Abstract

The awarded film Ten Canoes (2006) broke new ground in the cinematic representation of Indigenous Australia. Indigenous life in the remote area of Arnhem Land's Arafura Swamp was both documented and fictionalized in collaboration between the independent Dutch-Australian filmmaker Rolf de Heer and the Yolngu community in Ramingining. This essay draws on Homi Bhabha's work on the articulation of cultural difference in his essay ‘DissemiNation’, published in his volume Nation and Narration (1990), Martin Nakata's work on the Indigenous/non-Indigenous contact zone in the Australian context (2007), and the film's accompanying documentary, The Making of Ten Canoes, to analyse the eventful process of Ten Canoes' creation.
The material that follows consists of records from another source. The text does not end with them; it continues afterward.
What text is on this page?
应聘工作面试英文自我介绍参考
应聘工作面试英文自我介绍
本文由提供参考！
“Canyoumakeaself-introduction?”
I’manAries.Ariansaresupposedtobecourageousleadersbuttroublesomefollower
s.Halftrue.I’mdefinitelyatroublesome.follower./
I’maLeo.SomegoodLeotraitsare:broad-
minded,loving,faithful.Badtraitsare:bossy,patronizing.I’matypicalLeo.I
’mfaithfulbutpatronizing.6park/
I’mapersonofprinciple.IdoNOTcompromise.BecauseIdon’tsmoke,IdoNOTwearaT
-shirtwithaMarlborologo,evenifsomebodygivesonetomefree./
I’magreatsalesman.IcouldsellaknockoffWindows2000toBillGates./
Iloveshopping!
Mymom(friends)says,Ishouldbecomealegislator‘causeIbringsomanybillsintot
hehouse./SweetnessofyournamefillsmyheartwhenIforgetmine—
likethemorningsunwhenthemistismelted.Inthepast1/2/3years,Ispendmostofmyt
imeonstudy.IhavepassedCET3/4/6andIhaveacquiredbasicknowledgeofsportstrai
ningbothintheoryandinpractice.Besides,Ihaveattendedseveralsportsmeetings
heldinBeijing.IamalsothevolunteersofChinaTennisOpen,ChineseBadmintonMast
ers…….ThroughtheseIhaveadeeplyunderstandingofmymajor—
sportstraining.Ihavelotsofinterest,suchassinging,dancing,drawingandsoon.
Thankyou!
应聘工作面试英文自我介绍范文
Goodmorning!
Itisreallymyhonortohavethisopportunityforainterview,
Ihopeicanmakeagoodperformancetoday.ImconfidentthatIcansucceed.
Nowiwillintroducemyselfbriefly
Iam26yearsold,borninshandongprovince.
The questions and doubts raised about the film's structure and content inside and outside the Aboriginal community reveal a dynamic yet tense ‘Cultural Interface’ of cross-cultural collaboration. Its very nature issues a call to veer away from a nostalgic search for Indigenous-Australian ‘authenticity’, ‘fidelity’ and ‘originality’ when Indigenous-Australian cultural dynamics inevitably move towards the incorporation of new, hybrid means of cultural production, as Ten Canoes' fruitful spin-off activities amongst the Yolngu prove.